We are not funded to provide individual art therapy to clients/patients/residents, although we can decide to do this if time permits. When I worked residential I would see about 1-3 clients a week, and it was very rewarding. I can see clients on the acute units as well although it is solution-focused therapy and short term and must be done around my existing groups, and again there is no funding for it. I saw a client last night just to help her calm from anxiety, stabilize her emotions, and finish a project she started. Its very important for everyone to finish and feel successful and I will usually go out of my way to make sure this happens when I see that their mood or stability will depend on it. We can also provide family art therapy assessments (Projective Imagery Family Evaluation-PIFE) although there is no funding for this either and it doesn’t get ordered very often. I have provided about 4 in 10 years not counting my internships. Basically the family makes art together, and that helps us gain insight about family dynamics which is then shared with the family in a  follow up session with recommendations.

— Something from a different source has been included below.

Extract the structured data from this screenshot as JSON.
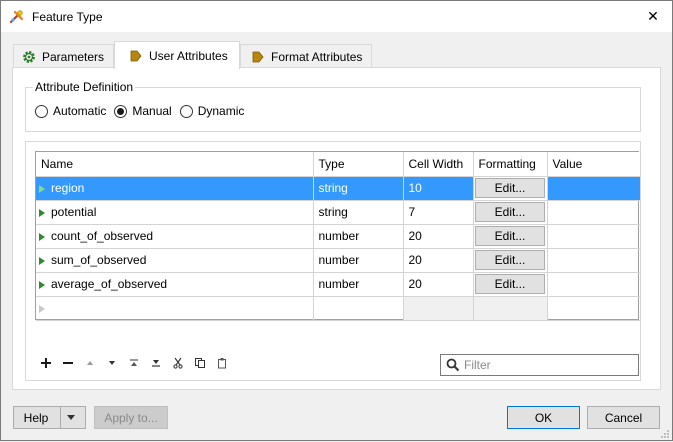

I get many skeptics, especially adults, and many who fear that they cannot benefit because they are not artistic. Once they understand the art therapy process, however (its not about how it looks or their artistic talent) they are able to get past their fears and express themselves. I tell people, even an empty drawing expresses so much. People need permission to “just be” and “just feel” whatever they feel. I don’t force anyone into my groups. Once they get this permission and begin to feel safe they open up and begin to share their feelings and struggles. I have made a believer out of many skeptics! People tell me they were surprised to get so much out of art therapy, some so much so they want to pursue making art as a coping skill on their own. If someone declines to do art therapy, but still remains in the group, I still provide them with a piece of paper and art materials anyway and say, “Just in case you change your mind.” I’d say about 75% of the time they change their mind. They are much more likely to change their mind if they don’t have to lose any face over it by then asking me for a piece of paper. Also, sometimes when they see other people benefiting they then want to join in. Often times, its fun, but sometimes the mood can be somber as they talk about and express their deep underlying feelings and hurts. Often times people have truly sad stories and there are never any magical fixes (except God, but I cant tell them that, and even He doesn’t make the pain instantly go away; He has you work through it) but sometimes just getting validation and support and getting a little hope, can make even the most grim circumstances become bearable and better. Just them sitting with their feelings is healing in and of itself. Usually once you accept a situation you can begin to find some positive things to help and make you feel better. It’s the accepting part that can be so hard, and the not accepting that can drive so many people to act out.

As you can probably tell, I love my job, and feel it fits perfectly for my personality.